Paul ficou mais quieto. Ele observava Carol sentada ao meu lado, com as mãos espalhadas sobre a minha barriga, com um olhar tenso.
Sempre que Rob chamava o bebê de “nosso milagre”, a mandíbula de Paul se contraía.
Uma noite, enquanto nos preparávamos para dormir, perguntei: “Você está bem?”
Ele suspirou. “Eu só acho que a Carol está ficando… intensa.”
Sentei na beira da cama. “Ela sonha em ser mãe desde que era criança.”
“Anna, ela fala desse bebê como se não existisse mais nada no mundo.”
Dei de ombros, tentando não dar muita importância. “Talvez, agora, não exista mesmo.”
“Eu entendo isso, de verdade, mas…” ele soltou um longo suspiro e ficou olhando para o vazio por alguns segundos. “Não consigo evitar a sensação de que tem algo errado.”
Segurei a mão dele. “Quando o bebê nascer, tudo vai ficar bem. Você vai ver.”

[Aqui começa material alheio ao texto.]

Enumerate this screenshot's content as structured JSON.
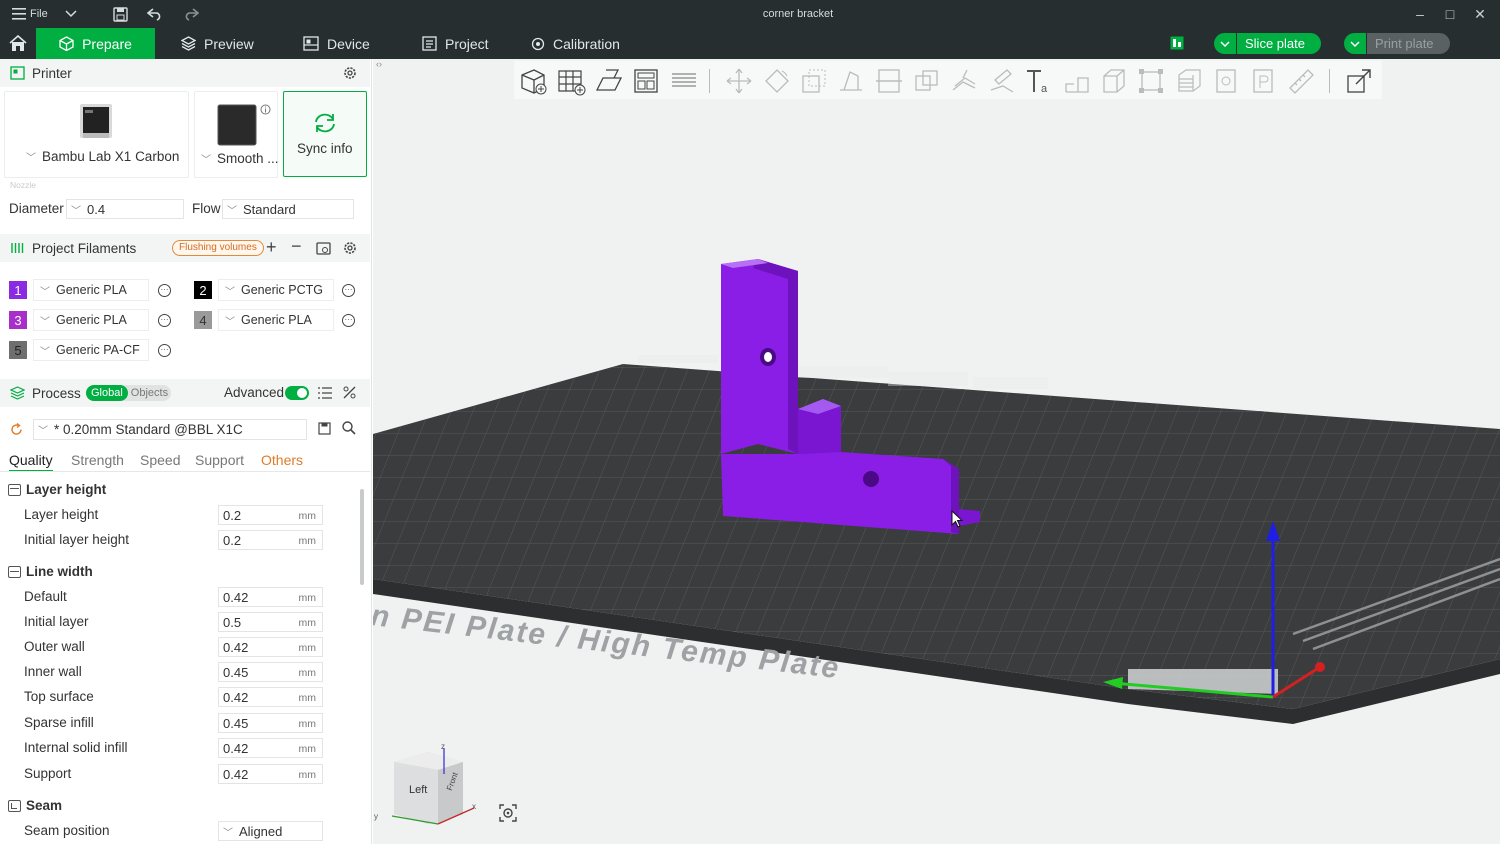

Eu deveria ter confiado no instinto de Paul.
Entrei em trabalho de parto duas semanas antes do previsto.
Começou forte e de repente, no meio da noite. Paul me levou ao hospital enquanto eu tentava respirar entre as contrações.
Carol ficou ao lado da minha cama, segurando minha mão. Paul enxugava meu rosto com um pano úmido. Rob andava de um lado para o outro perto da janela.
Em um momento, Carol se inclinou e sussurrou: “Você está indo tão bem. Meu menino já está quase aqui. Ele está quase aqui.”
E então, finalmente, depois do último esforço, o bebê chorou.
Tudo parou quando aquele som encheu o quarto. Pequeno, intenso, vivo.
Carol cobriu a boca com as duas mãos e começou a chorar.
“Meu Deus”, ela sussurrou. “Esse é o meu filho.”
A enfermeira o colocou por um instante no meu peito. Ele estava quente, escorregadio, vermelho e perfeito.